The handcuffs I’m referring to, is their fleet is primarily rental companies that provide drivers with cars. If Uber were to try to use their existing fleet to launch Uber Eats in Germany, they would have to renegotiate these contracts. The current set up wouldn’t work because it would be too expensive.
Factor in Lieferando primarily uses bicycles, whose cost is basically 0 compared to a car. Things aren’t looking good for Uber to take on this delivery giant.
Is Lieferando Next?
If rumors are true about Uber’s aquisition of GrubHub, is Lieferando Uber’s way into food delivery in Europe?
Lieferando is owned by The Dutch Takeaway Group, TakeAway.com, operates in Austria, Bulgaria, Germany, Luxembourg, Israel and Vietnam all countries that don’t have Uber Eats. They also have a presence in Belgium, Poland, France, Netherlands, Portugal, Romania, Switzerland which do compete with UberEats.
It makes sense for Uber to focus on their home market first. If the rumor is true that GrubHub is on Uber’s shopping list, Takeaway.com could be next. They’re not as big as GrubHub who did 1B in revenue last year while TakeAway.com rang in 415M with 115.5M in profit. Then again, after dropping 170M on Lime Uber might not have enough left to buy their way into the European food delivery market.
It’s clear that Uber is making fundamental moves to adapt it’s business model to the changing times. Uncertainty creates opportunity, GrubHub could be Uber striking while the iron is hot gaining a foothold to remain a legitimate threat. If GrubHub is reality, Lieferando could very well be next.
Will delivery be Uber’s lifeline?
At its core Uber is a logistics company, overhauling parts of the business to be more relevant to consumer demand should be second nature for this silicon valley native.
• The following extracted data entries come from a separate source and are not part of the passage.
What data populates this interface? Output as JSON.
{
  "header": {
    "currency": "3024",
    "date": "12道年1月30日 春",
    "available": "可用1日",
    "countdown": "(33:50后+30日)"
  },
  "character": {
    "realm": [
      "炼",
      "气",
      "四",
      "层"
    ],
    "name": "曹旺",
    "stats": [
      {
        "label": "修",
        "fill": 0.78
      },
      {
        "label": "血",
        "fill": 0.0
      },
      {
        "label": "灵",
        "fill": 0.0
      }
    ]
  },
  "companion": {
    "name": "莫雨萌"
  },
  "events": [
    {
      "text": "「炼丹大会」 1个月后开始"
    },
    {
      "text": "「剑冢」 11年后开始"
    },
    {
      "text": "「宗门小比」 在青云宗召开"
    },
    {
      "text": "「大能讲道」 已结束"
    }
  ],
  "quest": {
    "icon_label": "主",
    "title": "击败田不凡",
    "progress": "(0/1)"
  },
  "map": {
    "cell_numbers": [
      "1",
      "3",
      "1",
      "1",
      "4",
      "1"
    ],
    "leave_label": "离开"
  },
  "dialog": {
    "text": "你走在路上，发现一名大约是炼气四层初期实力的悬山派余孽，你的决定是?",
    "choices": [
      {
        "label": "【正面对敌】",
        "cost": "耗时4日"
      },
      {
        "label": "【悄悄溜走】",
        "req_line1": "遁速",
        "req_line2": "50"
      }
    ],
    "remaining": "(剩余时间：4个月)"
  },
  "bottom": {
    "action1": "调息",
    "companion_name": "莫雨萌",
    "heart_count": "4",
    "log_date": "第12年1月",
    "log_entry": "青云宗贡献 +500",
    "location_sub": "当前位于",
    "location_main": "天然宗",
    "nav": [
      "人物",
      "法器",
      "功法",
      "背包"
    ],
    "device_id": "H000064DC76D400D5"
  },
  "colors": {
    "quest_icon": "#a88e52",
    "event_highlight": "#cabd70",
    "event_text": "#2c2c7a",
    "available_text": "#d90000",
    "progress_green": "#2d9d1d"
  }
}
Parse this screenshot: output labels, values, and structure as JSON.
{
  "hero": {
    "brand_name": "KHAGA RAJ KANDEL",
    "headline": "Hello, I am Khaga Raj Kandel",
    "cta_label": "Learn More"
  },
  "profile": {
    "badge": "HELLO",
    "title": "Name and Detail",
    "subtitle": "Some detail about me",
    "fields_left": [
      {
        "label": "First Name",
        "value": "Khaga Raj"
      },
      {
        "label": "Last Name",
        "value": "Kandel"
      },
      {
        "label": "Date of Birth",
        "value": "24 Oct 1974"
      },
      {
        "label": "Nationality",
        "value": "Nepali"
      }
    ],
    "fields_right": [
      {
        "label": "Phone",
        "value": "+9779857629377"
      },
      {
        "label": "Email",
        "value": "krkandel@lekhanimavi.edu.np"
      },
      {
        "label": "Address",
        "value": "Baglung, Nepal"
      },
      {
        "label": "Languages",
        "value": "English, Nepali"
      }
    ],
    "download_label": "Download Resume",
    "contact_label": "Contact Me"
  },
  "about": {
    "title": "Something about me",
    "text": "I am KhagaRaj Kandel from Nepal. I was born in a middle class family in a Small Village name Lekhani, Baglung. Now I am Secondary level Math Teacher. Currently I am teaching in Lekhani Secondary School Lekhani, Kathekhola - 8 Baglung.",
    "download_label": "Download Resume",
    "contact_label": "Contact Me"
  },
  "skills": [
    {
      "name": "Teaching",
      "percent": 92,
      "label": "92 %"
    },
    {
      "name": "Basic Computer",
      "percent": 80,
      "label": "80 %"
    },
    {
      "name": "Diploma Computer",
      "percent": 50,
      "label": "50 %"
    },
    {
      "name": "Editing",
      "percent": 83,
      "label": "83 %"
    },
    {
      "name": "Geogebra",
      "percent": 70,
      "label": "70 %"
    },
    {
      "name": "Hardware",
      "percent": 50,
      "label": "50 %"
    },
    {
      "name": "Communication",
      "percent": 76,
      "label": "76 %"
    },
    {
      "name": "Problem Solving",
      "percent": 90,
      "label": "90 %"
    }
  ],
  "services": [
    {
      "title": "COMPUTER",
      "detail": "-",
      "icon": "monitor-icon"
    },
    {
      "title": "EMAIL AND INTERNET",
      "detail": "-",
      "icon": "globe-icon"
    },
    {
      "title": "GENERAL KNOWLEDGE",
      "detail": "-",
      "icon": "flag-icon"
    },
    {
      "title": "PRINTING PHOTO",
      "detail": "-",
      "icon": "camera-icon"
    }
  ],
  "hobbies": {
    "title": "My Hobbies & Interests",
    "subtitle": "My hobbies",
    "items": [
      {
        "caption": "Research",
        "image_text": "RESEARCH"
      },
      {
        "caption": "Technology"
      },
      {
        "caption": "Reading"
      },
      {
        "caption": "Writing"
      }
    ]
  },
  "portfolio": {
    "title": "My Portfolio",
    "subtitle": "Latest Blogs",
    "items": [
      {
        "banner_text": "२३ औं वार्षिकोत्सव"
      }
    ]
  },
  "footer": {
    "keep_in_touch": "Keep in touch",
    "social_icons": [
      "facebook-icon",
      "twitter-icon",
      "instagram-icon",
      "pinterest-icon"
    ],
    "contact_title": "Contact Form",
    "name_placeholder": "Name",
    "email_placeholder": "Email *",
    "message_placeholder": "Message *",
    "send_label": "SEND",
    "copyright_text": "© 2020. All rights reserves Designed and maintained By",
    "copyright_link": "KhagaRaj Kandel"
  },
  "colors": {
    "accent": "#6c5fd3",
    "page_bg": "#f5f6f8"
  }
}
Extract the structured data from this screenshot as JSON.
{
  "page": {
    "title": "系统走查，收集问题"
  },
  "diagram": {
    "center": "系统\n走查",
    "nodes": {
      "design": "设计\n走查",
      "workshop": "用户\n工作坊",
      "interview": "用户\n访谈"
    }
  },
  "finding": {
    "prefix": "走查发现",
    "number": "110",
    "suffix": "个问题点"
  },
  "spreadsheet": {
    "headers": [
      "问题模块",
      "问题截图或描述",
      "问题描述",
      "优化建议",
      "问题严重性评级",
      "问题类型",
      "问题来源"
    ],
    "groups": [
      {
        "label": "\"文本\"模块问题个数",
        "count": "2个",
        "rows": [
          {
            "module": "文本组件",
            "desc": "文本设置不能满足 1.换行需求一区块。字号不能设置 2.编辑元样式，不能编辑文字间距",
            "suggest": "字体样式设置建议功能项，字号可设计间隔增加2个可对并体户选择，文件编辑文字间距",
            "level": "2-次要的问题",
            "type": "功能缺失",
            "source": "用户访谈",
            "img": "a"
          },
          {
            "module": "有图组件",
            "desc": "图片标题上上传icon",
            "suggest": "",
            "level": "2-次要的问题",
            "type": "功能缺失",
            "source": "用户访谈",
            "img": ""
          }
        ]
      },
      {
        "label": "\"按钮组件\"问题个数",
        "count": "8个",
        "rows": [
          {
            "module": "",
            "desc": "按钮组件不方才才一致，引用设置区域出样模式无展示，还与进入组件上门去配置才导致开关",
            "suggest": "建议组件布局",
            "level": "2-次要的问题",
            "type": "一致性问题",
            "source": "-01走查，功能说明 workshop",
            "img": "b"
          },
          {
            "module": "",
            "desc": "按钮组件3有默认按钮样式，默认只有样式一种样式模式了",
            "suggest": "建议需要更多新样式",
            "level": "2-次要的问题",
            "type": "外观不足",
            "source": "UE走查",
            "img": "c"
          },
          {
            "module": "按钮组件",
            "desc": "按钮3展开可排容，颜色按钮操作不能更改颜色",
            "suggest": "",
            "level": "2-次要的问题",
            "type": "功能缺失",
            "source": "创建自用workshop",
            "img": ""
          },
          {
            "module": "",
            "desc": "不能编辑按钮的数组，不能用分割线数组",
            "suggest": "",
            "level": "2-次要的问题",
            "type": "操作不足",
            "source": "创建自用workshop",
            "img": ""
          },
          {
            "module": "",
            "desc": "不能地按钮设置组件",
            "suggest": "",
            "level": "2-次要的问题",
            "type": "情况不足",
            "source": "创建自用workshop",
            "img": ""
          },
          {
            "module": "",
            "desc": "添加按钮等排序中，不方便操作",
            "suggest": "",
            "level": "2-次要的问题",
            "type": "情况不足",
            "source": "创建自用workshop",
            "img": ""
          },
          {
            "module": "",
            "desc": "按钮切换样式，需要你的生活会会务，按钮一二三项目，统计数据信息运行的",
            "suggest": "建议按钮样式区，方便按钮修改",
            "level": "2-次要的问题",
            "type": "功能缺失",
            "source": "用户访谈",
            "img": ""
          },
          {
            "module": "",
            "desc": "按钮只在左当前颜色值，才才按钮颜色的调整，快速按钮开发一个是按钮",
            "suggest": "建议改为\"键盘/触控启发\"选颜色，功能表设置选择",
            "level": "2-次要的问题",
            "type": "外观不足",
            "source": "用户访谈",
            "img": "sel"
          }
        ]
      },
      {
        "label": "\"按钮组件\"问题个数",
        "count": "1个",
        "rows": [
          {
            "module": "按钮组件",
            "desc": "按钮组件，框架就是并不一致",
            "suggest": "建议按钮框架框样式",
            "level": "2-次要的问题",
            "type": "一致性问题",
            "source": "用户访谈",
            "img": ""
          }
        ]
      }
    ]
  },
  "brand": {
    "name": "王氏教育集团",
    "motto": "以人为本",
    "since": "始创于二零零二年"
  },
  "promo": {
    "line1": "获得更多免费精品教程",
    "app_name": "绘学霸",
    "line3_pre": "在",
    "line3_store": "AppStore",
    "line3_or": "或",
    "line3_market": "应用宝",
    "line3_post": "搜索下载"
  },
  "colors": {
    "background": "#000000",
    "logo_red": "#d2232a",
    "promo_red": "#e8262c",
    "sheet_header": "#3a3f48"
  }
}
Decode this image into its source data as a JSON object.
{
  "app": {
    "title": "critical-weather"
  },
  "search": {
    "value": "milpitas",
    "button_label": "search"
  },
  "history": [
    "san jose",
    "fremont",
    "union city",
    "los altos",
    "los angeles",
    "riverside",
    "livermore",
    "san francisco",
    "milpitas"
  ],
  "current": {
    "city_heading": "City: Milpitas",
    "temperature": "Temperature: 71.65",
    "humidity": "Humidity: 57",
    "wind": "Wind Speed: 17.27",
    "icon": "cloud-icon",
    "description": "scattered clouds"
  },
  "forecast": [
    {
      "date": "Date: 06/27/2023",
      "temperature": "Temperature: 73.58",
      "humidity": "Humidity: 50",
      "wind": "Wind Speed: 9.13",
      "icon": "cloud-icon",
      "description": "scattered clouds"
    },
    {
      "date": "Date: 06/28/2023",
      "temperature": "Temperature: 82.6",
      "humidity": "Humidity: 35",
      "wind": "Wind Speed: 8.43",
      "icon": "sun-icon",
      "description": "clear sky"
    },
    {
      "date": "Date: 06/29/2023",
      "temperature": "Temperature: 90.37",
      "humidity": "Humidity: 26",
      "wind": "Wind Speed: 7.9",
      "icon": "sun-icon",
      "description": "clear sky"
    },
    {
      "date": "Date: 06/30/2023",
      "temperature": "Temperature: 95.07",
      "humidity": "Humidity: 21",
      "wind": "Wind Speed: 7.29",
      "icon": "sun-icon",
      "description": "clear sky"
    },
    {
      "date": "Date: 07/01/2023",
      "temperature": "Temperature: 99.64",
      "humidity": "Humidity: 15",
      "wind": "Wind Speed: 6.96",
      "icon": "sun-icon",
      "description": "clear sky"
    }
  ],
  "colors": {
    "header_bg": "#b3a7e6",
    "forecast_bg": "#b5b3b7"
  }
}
There is still a lot of uncertainty about the role of ride sharing in a post corona world. Delivering goods is a stable area in which to diversify. As of February, Uber had roughly 5 million drivers around the world, which is more than five times the combined global staff of delivery giants FedEx and UPS. If they figured out how to make their existing infrastructure work, expanding through buying food delivery companies would solidify their position in the market.
It won’t happen overnight but it makes sense that Uber is looking to gain a rapid foothold in the delivery of goods. For Germany, it could mean trading one monopoly for another.